In the previous note1 we discussed the insurmountable obstacle to candidate promises in the form of Article 106 of the Constitution of Ukraine. Its unsurmountability consists of two factors. The first is that the candidate will not be able to deliver on his promises, since he lacks the authority to do so. The second is that if he decides to expand his powers, he will have to face the problem of amending the Constitution. The poor fellow, instead of saving us, will have to deal with evil deputies and other nonsense. How such a struggle will end is unknown; in any case, our salvation is postponed again, and, by the way, no one guarantees that even after obtaining the coveted powers, the president exhausted from the struggle will remember us, sinners.
True, despite all these circumstances and the fact that the majority of candidates are running for the position of a wizard, not the president of Ukraine, their programs are important, and from them one can easily tell how the candidate will act in the office of president. Additionally, and we will discuss this in this note, the programs are a kind of summary of what Ukraine actually needs, or rather, what is needed “for the people” from the perspective of those who intend to become its representatives. This is very important and indicative information.
So, what does a Ukrainian look like, in the candidates’ opinion? What concerns him? The author has divided the candidates’ opinions into three groups: general problems, “trends of the season,” and a group of retro problems.
General Problems
The first group is problems of a “general nature,” which almost all candidates discuss.
Almost all, namely Bohoslovska, Brodsky, Hrytsenko, Lytvin, Tymoshenko, Yanukovych, and Yushchenko, have separate sections in their programs about our health. It is understandable—being the president of a country without a population is somehow not very healthy. At the same time, none of them promises free medicine. This assumes that we should first pay officials for our health, and they will decide how much and to which doctors the money should go.
Ukrainians also consider it their duty to talk about agriculture, without forgetting to mention that Ukraine should become the breadbasket of Europe. Most of them are also concerned about “education and science problems.” And almost no one forgets about the glorious Armed Forces.

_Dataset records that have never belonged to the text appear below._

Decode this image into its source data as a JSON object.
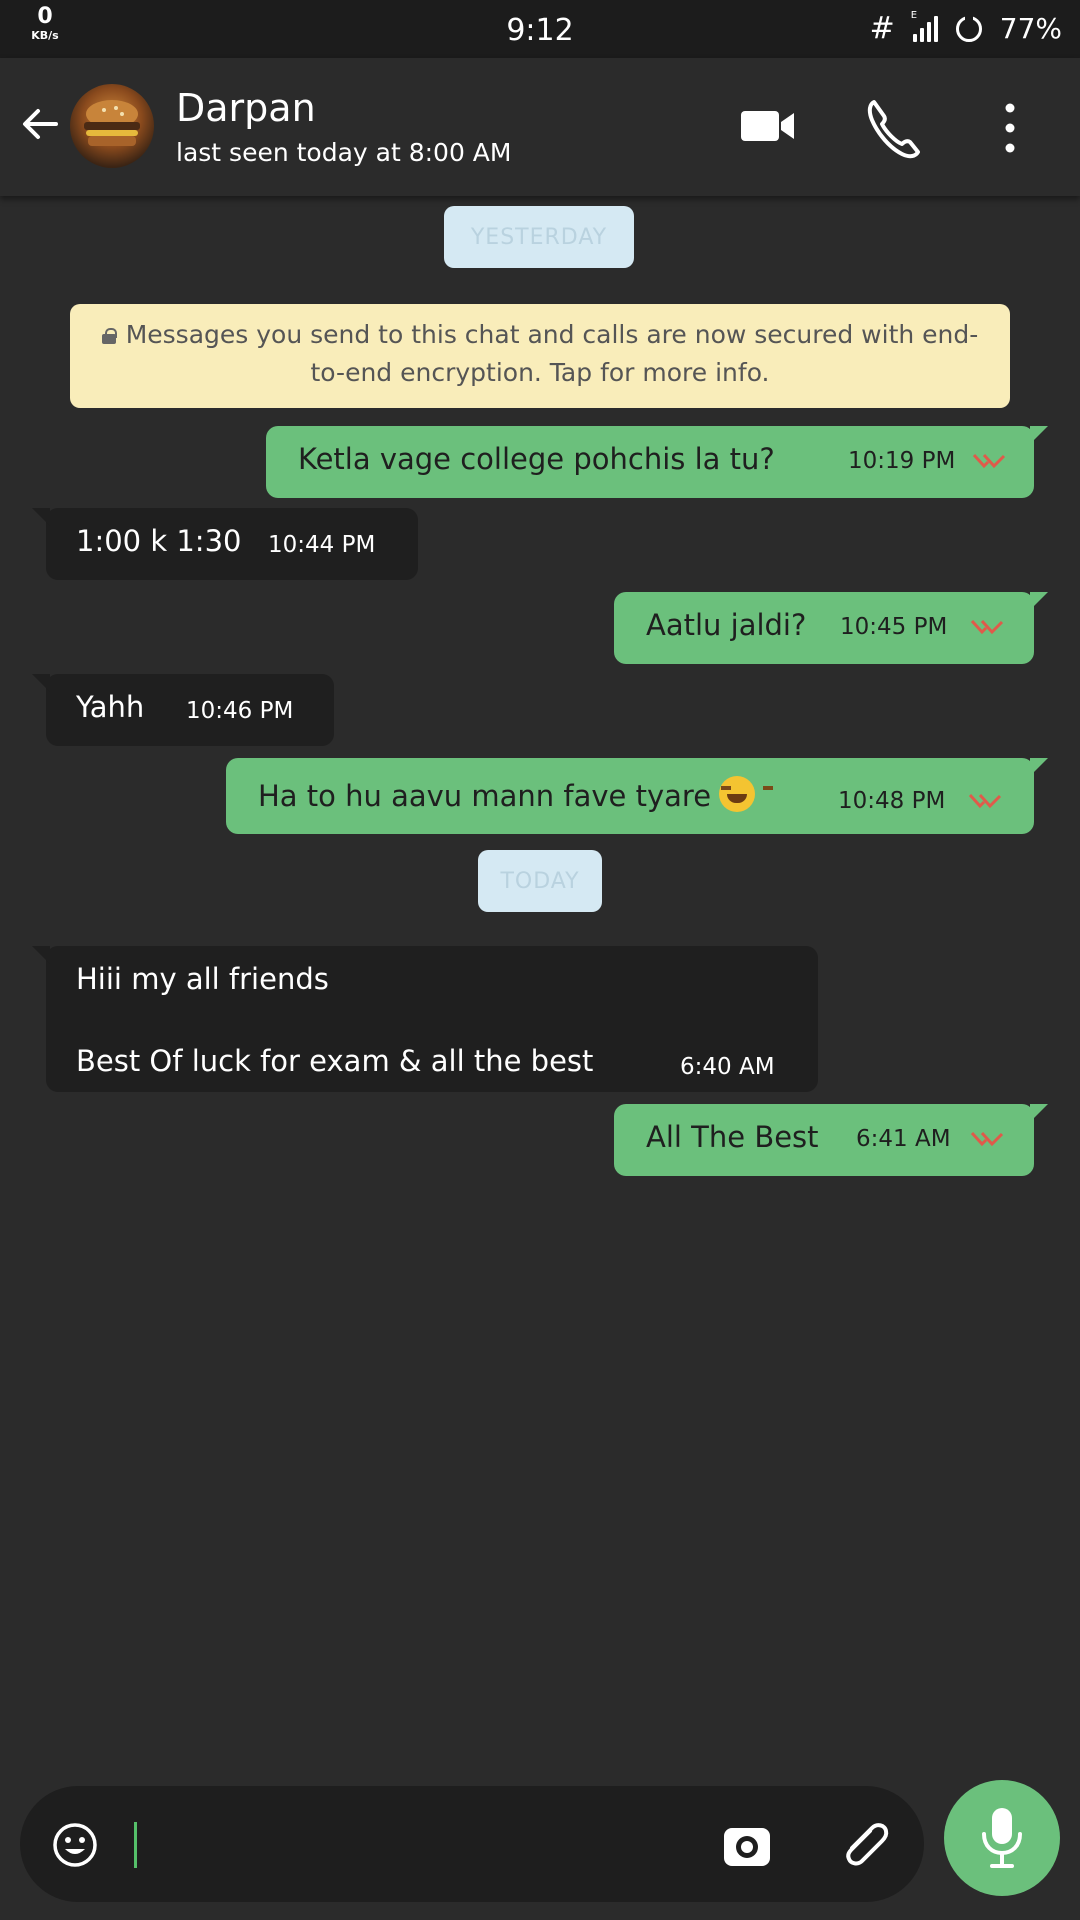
{
  "status_bar": {
    "net_speed": "0",
    "net_unit": "KB/s",
    "time": "9:12",
    "hash": "#",
    "network_type": "E",
    "battery": "77%"
  },
  "header": {
    "contact_name": "Darpan",
    "last_seen": "last seen today at 8:00 AM",
    "icons": [
      "arrow-left-icon",
      "video-camera-icon",
      "phone-icon",
      "more-vert-icon"
    ]
  },
  "chat": {
    "date_yesterday": "YESTERDAY",
    "encryption_notice": "Messages you send to this chat and calls are now secured with end-to-end encryption. Tap for more info.",
    "date_today": "TODAY",
    "messages": [
      {
        "dir": "out",
        "text": "Ketla vage college pohchis la tu?",
        "time": "10:19 PM"
      },
      {
        "dir": "in",
        "text": "1:00 k 1:30",
        "time": "10:44 PM"
      },
      {
        "dir": "out",
        "text": "Aatlu jaldi?",
        "time": "10:45 PM"
      },
      {
        "dir": "in",
        "text": "Yahh",
        "time": "10:46 PM"
      },
      {
        "dir": "out",
        "text": "Ha to hu aavu mann fave tyare",
        "emoji": "face-with-tears-of-joy",
        "time": "10:48 PM"
      },
      {
        "dir": "in",
        "line1": "Hiii my all friends",
        "line2": "Best Of luck for exam & all the best",
        "time": "6:40 AM"
      },
      {
        "dir": "out",
        "text": "All The Best",
        "time": "6:41 AM"
      }
    ],
    "read_tick_color": "#e05a4a"
  },
  "input_bar": {
    "placeholder": "",
    "icons": [
      "emoji-icon",
      "camera-icon",
      "attach-icon",
      "mic-icon"
    ]
  },
  "colors": {
    "background": "#2b2b2b",
    "outgoing_bubble": "#6bc07c",
    "incoming_bubble": "#1f1f1f",
    "encryption_notice": "#f9edba",
    "date_chip": "#d5e9f3",
    "accent": "#6bc07c"
  }
}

Foreign policy also occupies Ukrainians. True, this sphere somehow falls within the president’s competence, so candidates are practically mandated by God to express their views, which, in most cases, they did. Bohoslovska, Lytvin, Moroz, and Yanukovych advocate for neutrality; Kostenko and Yushchenko are for NATO, and Hrytsenko proposes introducing a five-year moratorium on joining any alliance2.
Ukrainians and presidential candidates are also concerned about local government. Bohoslovska promises to return executive committees to local self-government, Hrytsenko directly states that “power is transferred to the localities,” which in his case manifests in the elimination of district administrations and determining the shares remaining with local authorities from each tax, as well as creating executive committees at the regional and district levels, Moroz promises to eliminate district administrations. Most of the others also do not forget about local authorities but are not as decisive as their colleagues.
In the economy, Ukrainians want protectionism, that is, protection of the domestic producer from the domestic consumer. Bohoslovska, Moroz, Lytvin, Ratushnyak, Pabat, Tyhypko, and Yatsenyuk inform us about this. Kostenko moderately supports them.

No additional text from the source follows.